A federal appeals court on Tuesday affirmed a lower court’s denial of a motion to suppress evidence in a case that hinged on whether the Fourth Amendment of the U.S. Constitution protects Bitcoin blockchain records from warrantless search and seizure.
- The Fifth Circuit Court of Appeals in New Orleans rejected defendant Richard Gratkowski’s claims his blockchain and Coinbase-held bitcoin transaction records could not be used as evidence against him. Gratkowski, who was convicted and sentenced last year on child pornography charges, had paid for the material in bitcoin.
- Gratkowski based his motion to suppress that evidence on the Fourth Amendment's prohibition of unreasonable search and seizure. He argued the government had violated his reasonable expectation of privacy in analyzing his Coinbase and on-chain transactions because it was done without a warrant.
- But the court effectively found that agents did not need a warrant to search those records. The court said the public nature of bitcoin's permissionless blockchain undercuts any user's claims to a reasonable expectation of privacy.
- “Granted, they enjoy a greater degree of privacy than those who use other money-transfer means, but it is well known that each bitcoin transaction is recorded in a publicly available blockchain,” the Fifth Circuit held.

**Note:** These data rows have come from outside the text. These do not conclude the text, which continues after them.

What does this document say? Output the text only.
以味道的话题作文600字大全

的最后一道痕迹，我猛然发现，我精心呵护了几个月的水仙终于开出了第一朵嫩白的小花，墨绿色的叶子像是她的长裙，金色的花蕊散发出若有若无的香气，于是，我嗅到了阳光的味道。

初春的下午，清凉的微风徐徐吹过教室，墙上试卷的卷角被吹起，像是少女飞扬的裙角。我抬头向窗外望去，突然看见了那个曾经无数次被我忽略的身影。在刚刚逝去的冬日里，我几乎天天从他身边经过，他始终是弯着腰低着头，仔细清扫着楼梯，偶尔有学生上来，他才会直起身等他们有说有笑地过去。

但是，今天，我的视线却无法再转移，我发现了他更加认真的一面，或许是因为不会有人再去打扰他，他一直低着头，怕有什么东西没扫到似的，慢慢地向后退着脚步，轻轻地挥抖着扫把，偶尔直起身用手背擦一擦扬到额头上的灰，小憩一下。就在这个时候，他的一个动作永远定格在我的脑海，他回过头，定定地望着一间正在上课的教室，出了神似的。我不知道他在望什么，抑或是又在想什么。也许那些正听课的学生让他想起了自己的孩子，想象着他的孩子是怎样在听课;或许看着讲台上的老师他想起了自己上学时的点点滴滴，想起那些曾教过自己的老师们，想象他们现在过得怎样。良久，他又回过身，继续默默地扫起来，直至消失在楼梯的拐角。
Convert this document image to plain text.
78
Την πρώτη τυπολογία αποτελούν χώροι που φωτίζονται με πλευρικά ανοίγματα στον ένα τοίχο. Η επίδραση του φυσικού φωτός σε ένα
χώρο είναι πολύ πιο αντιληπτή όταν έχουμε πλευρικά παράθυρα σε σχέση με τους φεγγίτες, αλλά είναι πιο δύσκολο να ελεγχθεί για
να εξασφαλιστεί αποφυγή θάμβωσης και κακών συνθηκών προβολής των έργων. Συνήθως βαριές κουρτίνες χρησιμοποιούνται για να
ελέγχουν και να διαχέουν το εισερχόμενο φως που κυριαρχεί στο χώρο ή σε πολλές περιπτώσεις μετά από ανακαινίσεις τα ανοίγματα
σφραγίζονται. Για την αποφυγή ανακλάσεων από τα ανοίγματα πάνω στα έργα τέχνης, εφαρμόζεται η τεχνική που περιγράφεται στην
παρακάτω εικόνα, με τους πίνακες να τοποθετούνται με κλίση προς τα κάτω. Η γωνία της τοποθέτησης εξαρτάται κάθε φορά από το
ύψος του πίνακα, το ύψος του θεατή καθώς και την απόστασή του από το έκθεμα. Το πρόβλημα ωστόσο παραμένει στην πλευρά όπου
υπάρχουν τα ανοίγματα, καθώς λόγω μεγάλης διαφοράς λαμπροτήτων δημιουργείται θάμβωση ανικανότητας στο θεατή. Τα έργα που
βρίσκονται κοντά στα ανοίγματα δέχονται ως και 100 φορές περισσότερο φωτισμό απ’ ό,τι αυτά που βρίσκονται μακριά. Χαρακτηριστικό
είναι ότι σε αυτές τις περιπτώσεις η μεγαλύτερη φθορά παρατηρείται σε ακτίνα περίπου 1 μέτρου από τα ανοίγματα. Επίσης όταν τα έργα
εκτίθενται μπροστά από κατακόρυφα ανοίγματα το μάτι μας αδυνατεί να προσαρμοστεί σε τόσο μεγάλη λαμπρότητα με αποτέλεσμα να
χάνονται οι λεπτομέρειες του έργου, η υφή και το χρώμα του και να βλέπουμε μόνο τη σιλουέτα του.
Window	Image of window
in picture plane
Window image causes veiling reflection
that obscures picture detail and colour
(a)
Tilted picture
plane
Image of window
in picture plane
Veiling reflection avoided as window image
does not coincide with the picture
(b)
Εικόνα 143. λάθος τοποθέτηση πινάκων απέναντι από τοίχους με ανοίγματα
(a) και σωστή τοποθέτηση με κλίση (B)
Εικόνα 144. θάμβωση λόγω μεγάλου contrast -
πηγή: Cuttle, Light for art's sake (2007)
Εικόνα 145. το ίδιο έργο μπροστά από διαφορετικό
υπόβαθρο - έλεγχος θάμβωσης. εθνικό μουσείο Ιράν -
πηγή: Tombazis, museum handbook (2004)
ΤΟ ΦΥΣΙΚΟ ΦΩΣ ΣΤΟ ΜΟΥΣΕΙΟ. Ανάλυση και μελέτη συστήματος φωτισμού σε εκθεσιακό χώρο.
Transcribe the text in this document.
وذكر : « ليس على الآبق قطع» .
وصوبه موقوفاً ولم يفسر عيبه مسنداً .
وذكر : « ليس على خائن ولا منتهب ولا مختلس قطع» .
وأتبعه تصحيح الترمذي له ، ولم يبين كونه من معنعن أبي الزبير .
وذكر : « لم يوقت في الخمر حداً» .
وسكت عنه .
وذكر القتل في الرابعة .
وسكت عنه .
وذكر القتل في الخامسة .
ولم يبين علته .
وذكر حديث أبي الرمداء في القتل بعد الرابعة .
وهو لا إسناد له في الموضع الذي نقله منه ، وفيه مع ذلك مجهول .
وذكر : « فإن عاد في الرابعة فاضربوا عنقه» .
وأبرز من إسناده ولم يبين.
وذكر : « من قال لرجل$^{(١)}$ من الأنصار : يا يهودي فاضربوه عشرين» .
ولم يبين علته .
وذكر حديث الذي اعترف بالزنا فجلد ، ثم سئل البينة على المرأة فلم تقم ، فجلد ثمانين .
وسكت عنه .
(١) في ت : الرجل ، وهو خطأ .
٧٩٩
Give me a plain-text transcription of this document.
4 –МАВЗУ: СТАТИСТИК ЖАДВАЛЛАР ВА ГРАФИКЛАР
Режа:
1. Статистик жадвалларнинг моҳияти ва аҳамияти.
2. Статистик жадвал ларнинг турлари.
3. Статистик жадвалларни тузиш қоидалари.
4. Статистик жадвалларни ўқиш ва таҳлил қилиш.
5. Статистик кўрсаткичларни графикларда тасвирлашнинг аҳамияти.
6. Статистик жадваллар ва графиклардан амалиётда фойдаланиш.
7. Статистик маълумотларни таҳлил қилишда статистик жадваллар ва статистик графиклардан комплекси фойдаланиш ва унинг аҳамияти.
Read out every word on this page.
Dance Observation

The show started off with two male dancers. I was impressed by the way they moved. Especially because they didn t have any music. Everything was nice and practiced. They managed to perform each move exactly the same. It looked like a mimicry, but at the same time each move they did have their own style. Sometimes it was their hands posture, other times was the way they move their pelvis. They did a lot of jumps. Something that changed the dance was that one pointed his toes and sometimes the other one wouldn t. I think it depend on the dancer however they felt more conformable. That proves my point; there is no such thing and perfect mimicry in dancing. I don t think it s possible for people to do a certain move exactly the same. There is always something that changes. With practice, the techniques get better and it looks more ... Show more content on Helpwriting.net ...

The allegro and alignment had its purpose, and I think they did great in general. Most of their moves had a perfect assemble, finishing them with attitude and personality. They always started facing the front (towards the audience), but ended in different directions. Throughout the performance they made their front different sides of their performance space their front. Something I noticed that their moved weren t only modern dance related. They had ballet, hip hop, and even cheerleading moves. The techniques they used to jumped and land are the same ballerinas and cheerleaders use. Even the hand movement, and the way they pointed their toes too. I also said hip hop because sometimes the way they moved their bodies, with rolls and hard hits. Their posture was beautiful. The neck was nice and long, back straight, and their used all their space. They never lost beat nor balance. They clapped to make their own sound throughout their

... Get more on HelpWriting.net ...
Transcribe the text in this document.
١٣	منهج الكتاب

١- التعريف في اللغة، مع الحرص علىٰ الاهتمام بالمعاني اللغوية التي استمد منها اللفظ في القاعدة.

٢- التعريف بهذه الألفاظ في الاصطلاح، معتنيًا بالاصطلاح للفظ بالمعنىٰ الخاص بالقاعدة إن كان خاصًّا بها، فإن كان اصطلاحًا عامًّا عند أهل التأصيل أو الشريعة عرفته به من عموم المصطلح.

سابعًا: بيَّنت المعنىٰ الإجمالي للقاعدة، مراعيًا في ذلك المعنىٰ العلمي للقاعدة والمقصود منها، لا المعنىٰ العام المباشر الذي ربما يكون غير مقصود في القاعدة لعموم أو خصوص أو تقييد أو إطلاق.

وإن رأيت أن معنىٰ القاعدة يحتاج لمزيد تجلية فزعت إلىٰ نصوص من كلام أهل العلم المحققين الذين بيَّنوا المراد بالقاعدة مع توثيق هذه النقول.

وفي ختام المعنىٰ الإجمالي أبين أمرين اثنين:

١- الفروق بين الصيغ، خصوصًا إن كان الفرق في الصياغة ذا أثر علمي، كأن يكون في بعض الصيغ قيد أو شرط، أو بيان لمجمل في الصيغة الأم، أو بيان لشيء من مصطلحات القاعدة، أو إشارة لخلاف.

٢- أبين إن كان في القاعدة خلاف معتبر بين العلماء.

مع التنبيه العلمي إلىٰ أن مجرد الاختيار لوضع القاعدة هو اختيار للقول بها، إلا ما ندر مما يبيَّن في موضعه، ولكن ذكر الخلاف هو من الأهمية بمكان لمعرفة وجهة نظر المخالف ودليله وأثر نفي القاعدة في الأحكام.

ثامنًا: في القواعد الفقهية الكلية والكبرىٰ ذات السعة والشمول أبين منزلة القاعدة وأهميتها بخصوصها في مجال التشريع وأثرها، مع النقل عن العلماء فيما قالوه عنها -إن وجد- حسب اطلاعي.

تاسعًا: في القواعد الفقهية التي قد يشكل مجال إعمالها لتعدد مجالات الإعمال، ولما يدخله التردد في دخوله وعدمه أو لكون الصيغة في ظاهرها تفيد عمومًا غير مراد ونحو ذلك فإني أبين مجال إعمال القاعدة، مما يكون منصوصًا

- The court was skeptical of Gratkowski's claims to privacy for his Coinbase records. He had compared those records to protected cell phone metadata, but the court said Gratkowski's Coinbase records (and the blockchain records) are "more akin to bank records," which are not protected under the Fourth Amendment.
- “Coinbase deals with virtual currency while traditional banks deal with physical currency. But both are subject to the Bank Secrecy Act as regulated financial institutions,” the Fifth Circuit held.
- That's because of the "third-party doctrine," said Drew Hinkes, a lawyer with Carlton Fields.
- "If a person voluntarily gives information to a third party, makes no effort to protect that information and the third party has a legitimate reason to retain that information” then the party providing that information has no legitimate expectation of privacy over that information, and that information may be obtained from that third party without a warrant, said Hinkes.
- The Fifth Circuit affirmed the lower court's decision to deny Gratkowski's motion to suppress the evidence.